To JOSEPH DENMAN,1 16 DECEMBER 1850

MS Denman family papers

1 Devonshire Terrace

York Gate Regents Park

Monday Sixteenth December 1850.

My Dear Sir

     Allow me to thank you for your most gratifying and welcome letter, and for its accompanying papers2 -- which I will read immediately, with the utmost care and attention.
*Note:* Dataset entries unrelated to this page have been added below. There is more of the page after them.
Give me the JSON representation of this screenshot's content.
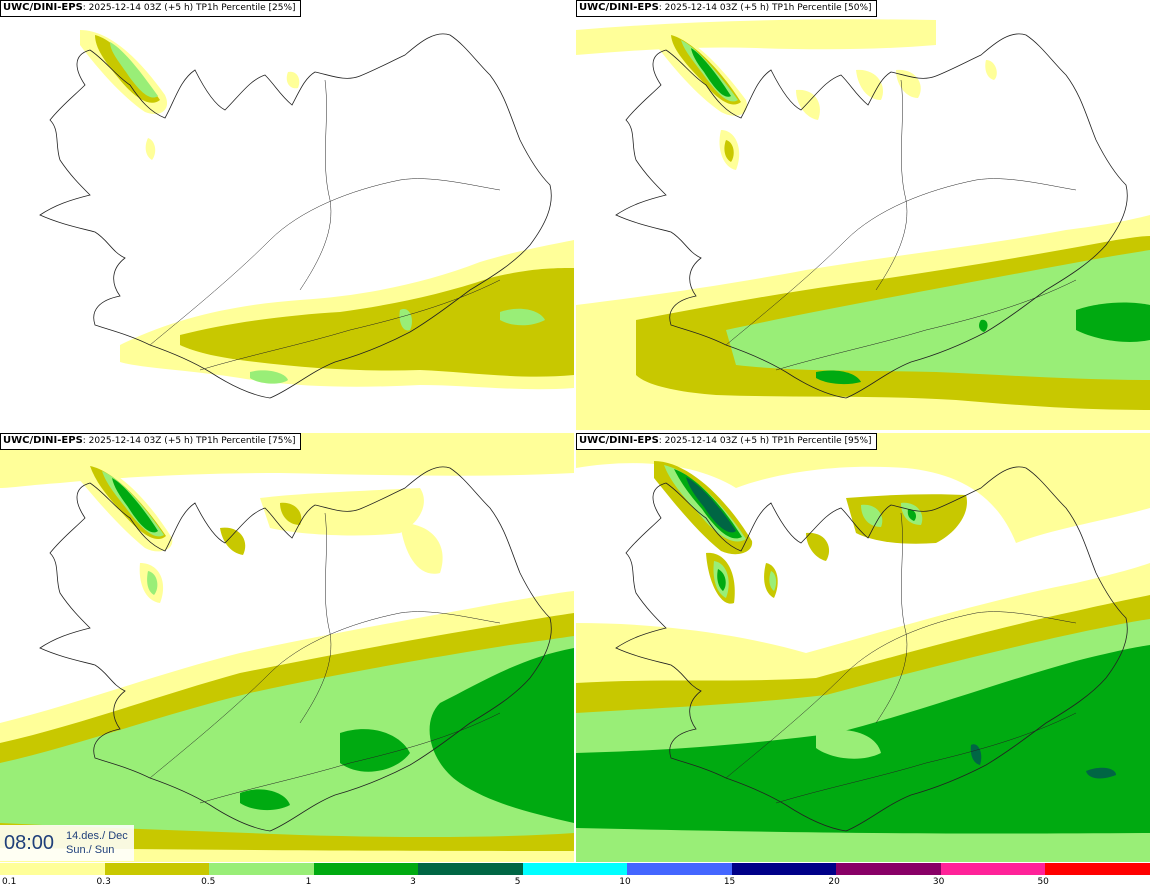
{
  "panels": [
    {
      "model": "UWC/DINI-EPS",
      "run": ": 2025-12-14 03Z (+5 h) ",
      "field": "TP1h Percentile [25%]"
    },
    {
      "model": "UWC/DINI-EPS",
      "run": ": 2025-12-14 03Z (+5 h) ",
      "field": "TP1h Percentile [50%]"
    },
    {
      "model": "UWC/DINI-EPS",
      "run": ": 2025-12-14 03Z (+5 h) ",
      "field": "TP1h Percentile [75%]"
    },
    {
      "model": "UWC/DINI-EPS",
      "run": ": 2025-12-14 03Z (+5 h) ",
      "field": "TP1h Percentile [95%]"
    }
  ],
  "valid_time": {
    "time": "08:00",
    "date_line1": "14.des./ Dec",
    "date_line2": "Sun./ Sun"
  },
  "legend": {
    "levels": [
      "0.1",
      "0.3",
      "0.5",
      "1",
      "3",
      "5",
      "10",
      "15",
      "20",
      "30",
      "50"
    ],
    "colors": [
      "#ffff99",
      "#c8c800",
      "#99ee77",
      "#00aa11",
      "#006644",
      "#00ffff",
      "#4466ff",
      "#000088",
      "#880066",
      "#ff2299",
      "#ff0000"
    ]
  },
  "map_colors": {
    "lvl1": "#ffff99",
    "lvl2": "#c8c800",
    "lvl3": "#99ee77",
    "lvl4": "#00aa11",
    "lvl5": "#006644",
    "coast": "#222222"
  }
}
You cannot too strongly represent to yourself the horror with which I contemplate that atrocity the Slave Trade,3 –- although I have (I must confess to you) had my doubts of the efficiency of the African Blockade.4 Of the truth and devotion of those engaged in it, I have never had a grain of distrust.
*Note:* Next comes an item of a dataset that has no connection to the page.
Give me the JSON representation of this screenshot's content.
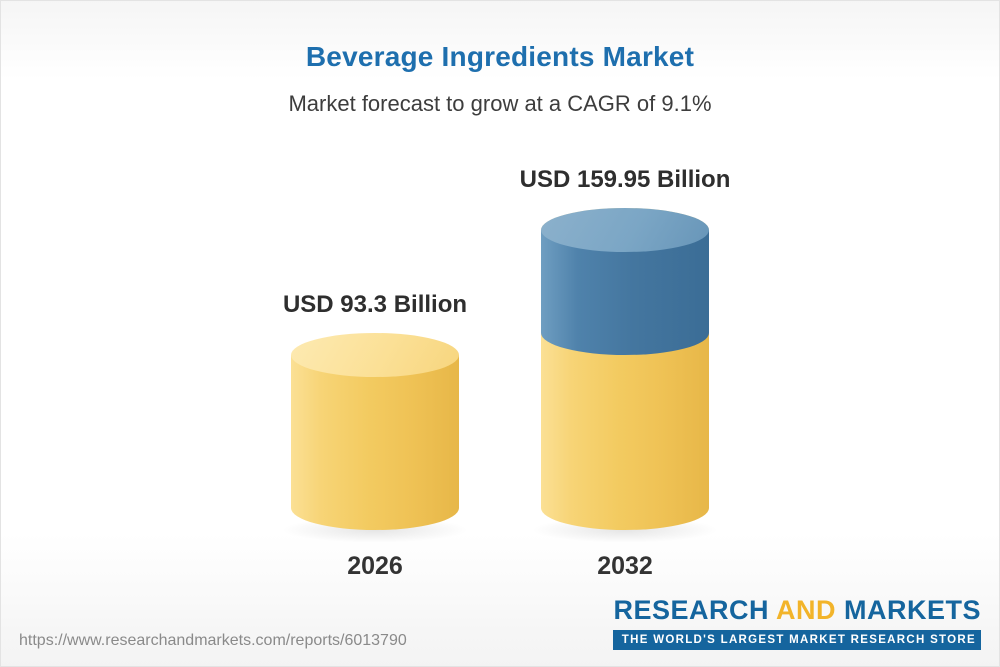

     I will do my best to arrive at a right conclusion on the subject; and even if I should differ from you on any detail, I am sure we shall agree in denouncing the inhuman traffic with our utmost might.
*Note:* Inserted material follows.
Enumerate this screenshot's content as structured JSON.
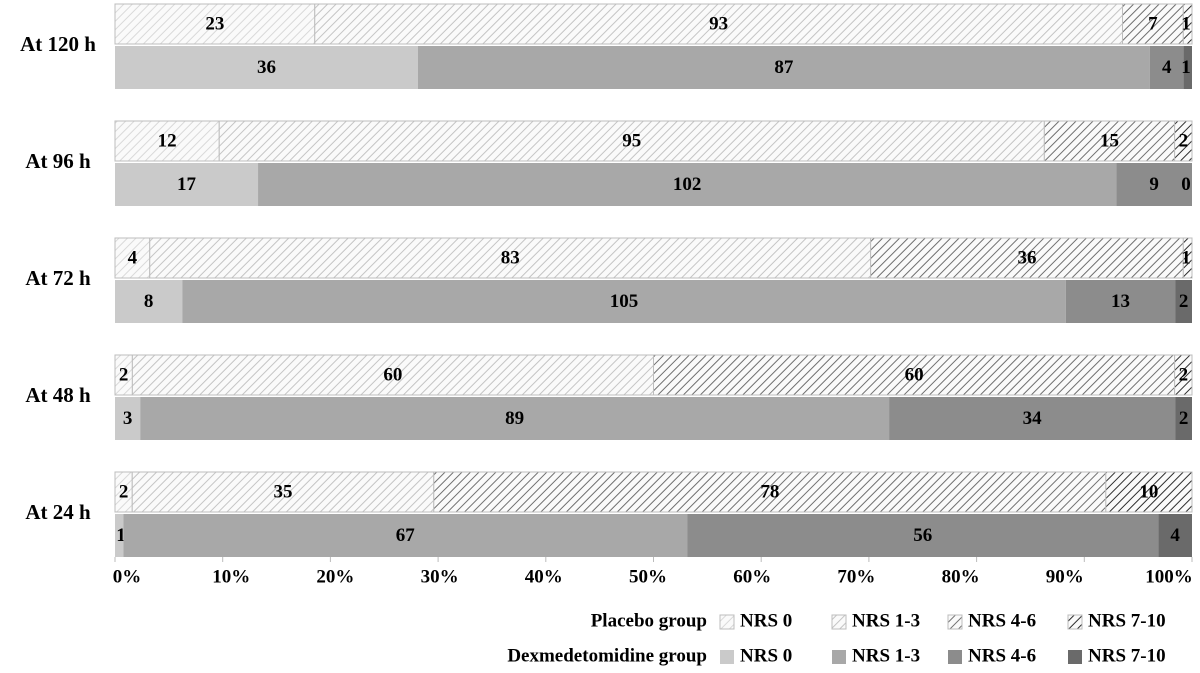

            Believe me My Dear Sir

                Very faithfully Yours

                CHARLES DICKENS

The Hon: Captain Denman.

  • 1. Joseph Denman (1810-74), second son of Thomas, 1st Baron Denman (Lord Chief Justice 1832-50); entered the Navy 1823; Capt. 1841, Rear-Admiral 1862, Vice-Admiral 1866. He served in anti-slavery patrols on the west coast of Africa, 1834-6, 1839-41. In Nov 1840, when he was in command of one of the cruisers of the African squadron, he distinguished himself by taking military possession of a baracoon (fortified warehouse) in Gallinas, and freeing the chained slaves, whom he sent under British protection to Liberia. His exploit was held justifiable (he had the agreement of local chiefs) and commended by the Prime Minister Lord John Russell, and the Foreign Secretary, Palmerston; their support saved him from paying damages to the Spanish slave-traders, who brought suit against him in Feb 48. Denman was shocked that the judges who heard the case refused to hold that slave-trading was piracy by the law of nations. see Charles Mitchell and Paul Mitchell (eds.) Landmark Cases in the Law of Tort (London: Bloomsbury, 2010), ch. 2, Burón v. Denman, 1848.
  • 2. Probably returns of vessels captured, and other papers supporting the thesis presented in Denman's The African Squadron and Mr. Hutt's Committee by the Hon. Captain Denman (2nd enlarged edn; London, 1850): that the squadron was effective when it used inshore cruising, because it was possible to capture empty vessels and to prevent slavers from leaving (the alternative was offshore cruising and pursuit of loaded ships). William Hutt MP (1801-82), a leading opponent of the Blockade (and later instrumental in the UK's annexation of New Zealand), had chaired a Select Committee which produced two reports (one of evidence, the other of analysis and resolutions) in 1849; the resolutions against the Blockade were passed only by Hutt's casting vote. On 19 Mar 1850 Hutt's motion for negotiations to release Britain from treaty obligations to maintain the squadron was defeated; see Hansard, HC Deb 19 March 1850 vol 109 cc1093-184.
  • 3. On the same day on which he wrote to Denman, CD penned a letter to Denman's father, the Lord Chief Justice, also in connection with slavery: "I need not say to you that I have an inexpressible horror of slavery and all its atrocities; but I have avoided (as yet) any more distinct expression of opinion on the subject than is suggested by the article to which you refer, because I am not satisfied that the African Blockade advances the great end it is designed to promote. I cannot reconcile its efficacy with such accounts of its effects as I have been able to find in the Parliamentary Reports. But, being sincerely anxious to arrive at a right conclusion, I will carefully read the papers I have received from Captain Denman, and, in particular, the document to which you call my attention" (Pilgrim Letters 6, pp. 236-7).
  • 4. The naval blockade of the west coast of Africa, begun in 1819, to prevent the shipping of slaves to the sugar-plantations of Brazil and Cuba. In two articles in Household Words the Blockade was represented as ineffective, and as leading to suffering or even death for slaves, who were sometimes thrown overboard when a slave-ship was being pursued; see [Alfred Whaley Cole], "'Good Intentions.' A Story of the African Blockade" (Household Words 2 [5 Oct 1850]: 45-7) and [Franklin Fox and W.H. Wills], "A Cape Coast Cargo" (Household Words 2 [7 Dec 1850]: 252-7).